Top media executives have been attending Zoom calls this fall as part of a program hosted by Harvard academics to “help newsroom leaders fight misinformation and media manipulation” in the news.

The meetings are part of a News Leaders Summit at Harvard University’s Shorenstein Center on Media, Politics and Public Policy, according to an announcement about the program. The summit attracted executives from major news outlets, including CNN, the Los Angeles Times, Axios, Buzzfeed News, the Associated Press, NBC News, MSNBC and more.

Despite the seemingly innocent goal of the meetings, The New York Times media critic Ben Smith said that a program like this only creates “a murky situation that is hard to call ‘misinformation,’ even if some journalists and academics like the clarity of that label.”

Working with each other and the faculty and staff of the Shorenstein Center, attendees reportedly “develop procedures and protocols for handling this great threat to the media ecosystem, and thereby protecting the functioning of democracy” so that participants can “apply findings of years of misinformation research to their own work and the work of their newsrooms.”

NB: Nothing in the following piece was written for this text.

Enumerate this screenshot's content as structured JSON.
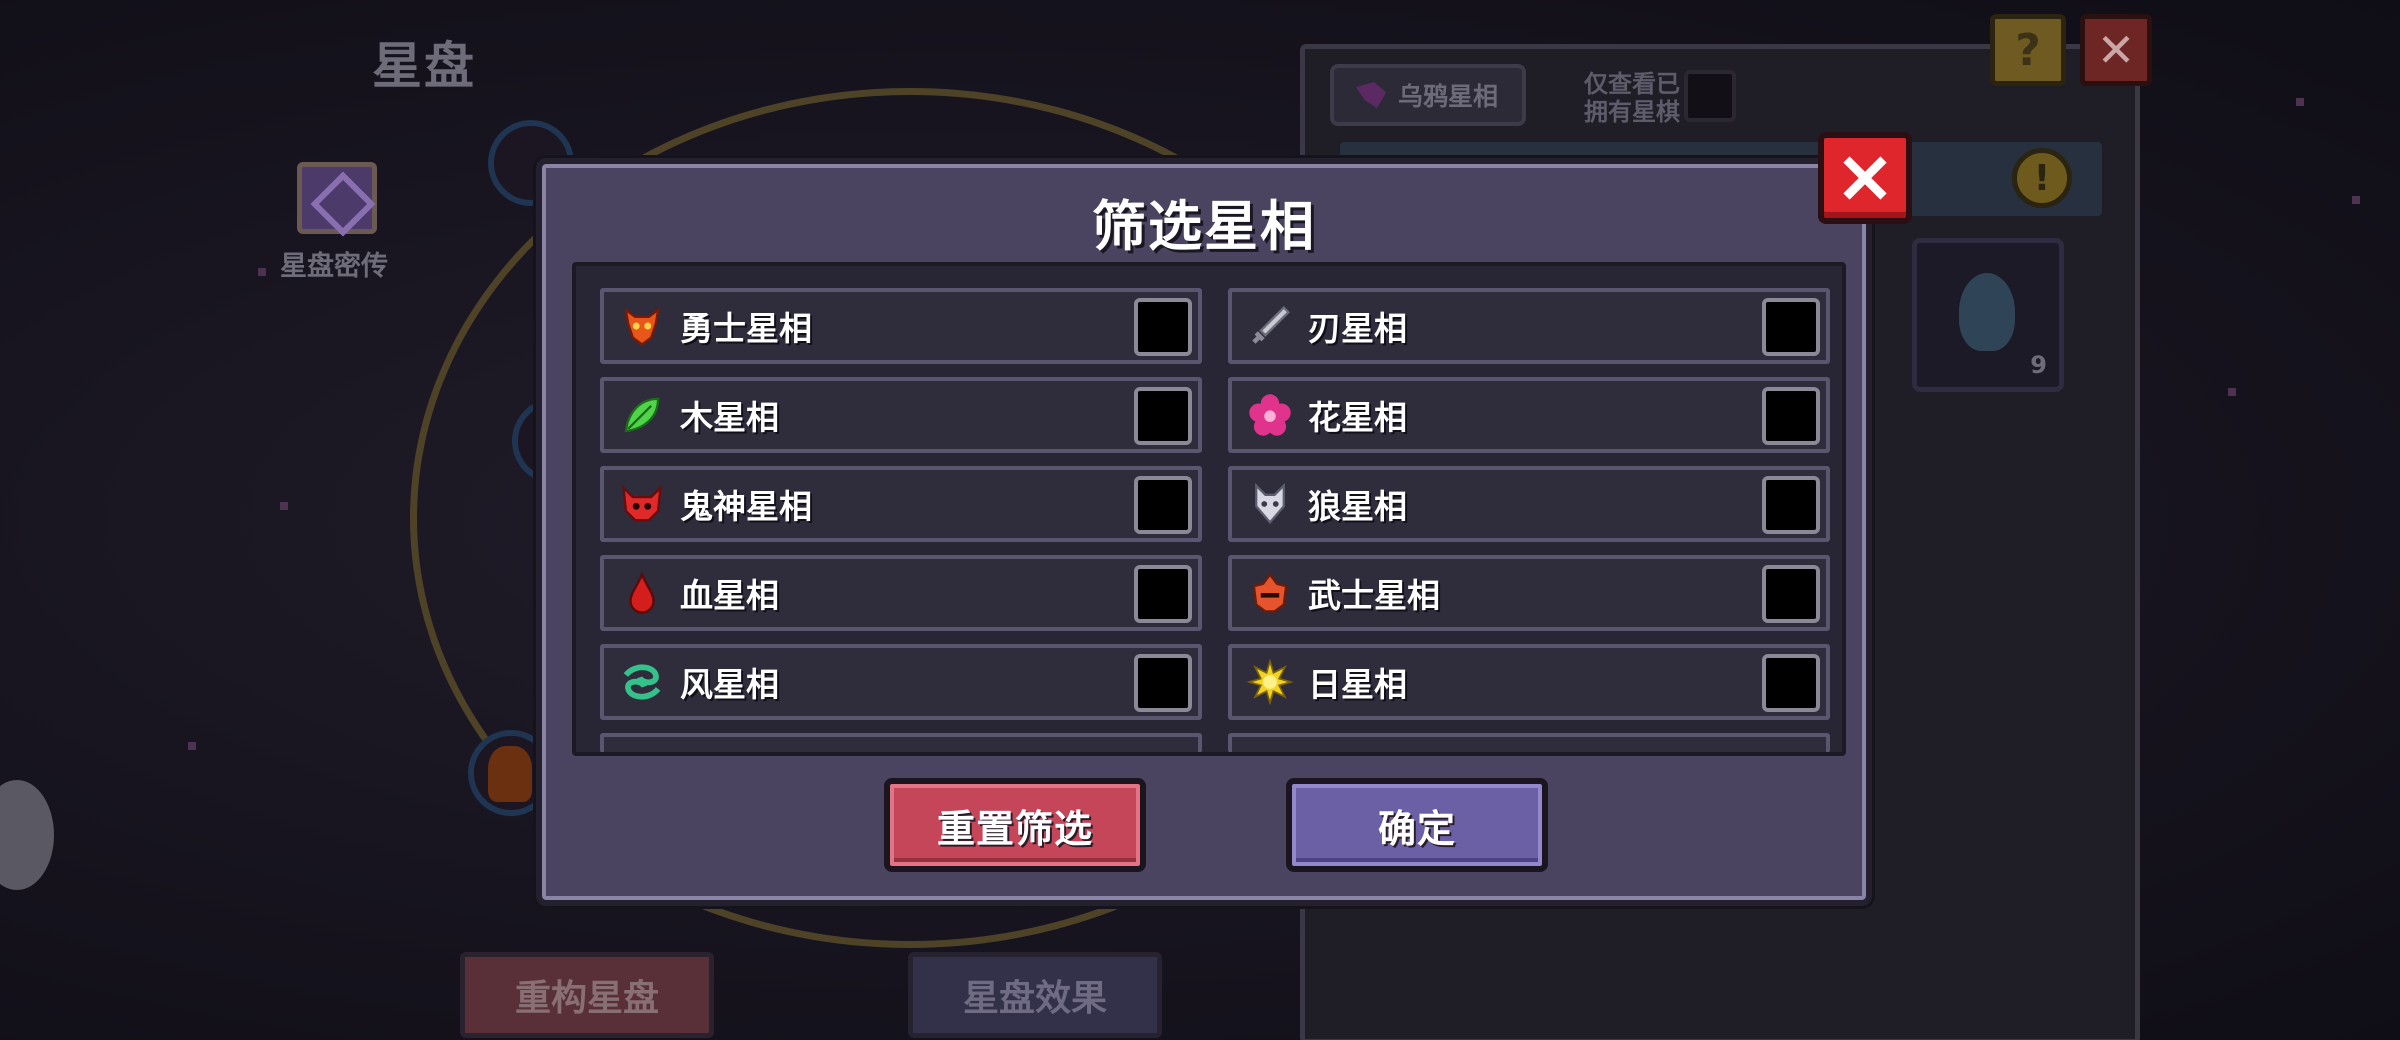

In the first session, some participants were reportedly confounded by content which considered a Harvard case study about the news coverage of Hunter Biden’s laptop leading up to the 2020 presidential election, according to a participant who shared the content of the session with the NYT. According to the Harvard analysis, the way the media handled the story gives “an instructive case study on the power of social media and news organizations to mitigate media manipulation campaigns,” the Shorenstein Center summary said, according to the NYT.

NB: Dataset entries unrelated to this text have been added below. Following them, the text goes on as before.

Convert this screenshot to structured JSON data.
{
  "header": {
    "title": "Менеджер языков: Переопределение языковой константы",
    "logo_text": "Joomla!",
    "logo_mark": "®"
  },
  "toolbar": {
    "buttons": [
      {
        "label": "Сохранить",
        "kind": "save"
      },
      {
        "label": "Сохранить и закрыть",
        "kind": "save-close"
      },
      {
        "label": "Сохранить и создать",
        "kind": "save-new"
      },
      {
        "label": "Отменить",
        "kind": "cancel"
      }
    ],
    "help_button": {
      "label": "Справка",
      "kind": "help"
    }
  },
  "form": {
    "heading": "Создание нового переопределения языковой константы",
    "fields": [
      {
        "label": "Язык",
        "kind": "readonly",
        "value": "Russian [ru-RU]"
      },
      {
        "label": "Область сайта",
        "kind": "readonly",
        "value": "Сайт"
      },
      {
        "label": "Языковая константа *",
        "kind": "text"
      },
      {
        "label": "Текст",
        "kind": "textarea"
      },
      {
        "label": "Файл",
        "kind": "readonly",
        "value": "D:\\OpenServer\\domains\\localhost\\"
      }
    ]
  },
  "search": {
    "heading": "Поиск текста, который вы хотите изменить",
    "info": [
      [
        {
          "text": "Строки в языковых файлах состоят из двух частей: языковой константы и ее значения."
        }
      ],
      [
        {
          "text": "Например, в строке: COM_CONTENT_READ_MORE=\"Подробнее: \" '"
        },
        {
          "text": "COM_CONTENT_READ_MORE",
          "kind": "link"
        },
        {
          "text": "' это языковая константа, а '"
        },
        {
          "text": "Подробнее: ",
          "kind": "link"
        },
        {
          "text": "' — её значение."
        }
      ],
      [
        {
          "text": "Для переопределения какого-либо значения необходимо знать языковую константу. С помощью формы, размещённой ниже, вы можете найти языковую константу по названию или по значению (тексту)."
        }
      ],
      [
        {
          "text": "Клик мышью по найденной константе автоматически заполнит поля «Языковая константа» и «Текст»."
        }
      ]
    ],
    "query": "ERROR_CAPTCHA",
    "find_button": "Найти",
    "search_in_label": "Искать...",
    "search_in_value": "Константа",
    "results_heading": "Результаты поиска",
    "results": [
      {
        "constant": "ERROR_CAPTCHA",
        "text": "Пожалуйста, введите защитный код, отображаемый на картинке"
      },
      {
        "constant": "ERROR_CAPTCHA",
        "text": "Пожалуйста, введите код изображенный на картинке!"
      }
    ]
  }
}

A laptop, allegedly left by Biden at a computer repair shop 2019, contained emails and photos that showed how Biden attempted to use his father’s political position to leverage financial gain. Twitter blocked links to the story first reported by the New York Post, later reversing gear and apologizing for the decision.

“The images contained in the articles include personal and private information — like email addresses and phone numbers — which violate our rules,” Twitter Safety said regarding its decision to censor the NYP’s report. “We also currently view materials included in the articles as violations of our Hacked Materials Policy.”

“Our communication around our actions on the @nypost article was not great,” former Twitter chief executive Jack Dorsey later said on the platform. “And blocking URL sharing via tweet or DM with zero context as to why we’re blocking: unacceptable.”

The Shorenstein Center’s research director, Joan Donovan, told Smith that the case considering Biden’s laptop is “designed to cause conversation — it’s not supposed to leave you resolved as a reader.”

Smith said that “misinformation” in the case of Biden’s laptop was used synonymously with “material passed along by Trump aides” and that “media manipulation” is akin “to any attempt to shape news coverage by people whose politics you dislike.” (RELATED: Bill Maher Slams Liberal Media For Ignoring Hunter Biden Laptop Right To Cuomo’s Face)

Silicon Valley engineers can deem something “misinformation” based on who is spreading the claims and how they are doing it, even if it is true, Smith said. As a result, Smith said that he didn’t think the word “misinformation” has a precise meaning.

Smith argued that the focus on misinformation is a technocratic solution, an attempt at control by elite, technical experts, but that the label involves both politics and technology. By focusing on “misinformation,” he said, people running news organizations and higher education institutions are more comfortable battling an “information crisis” rather than a political crisis.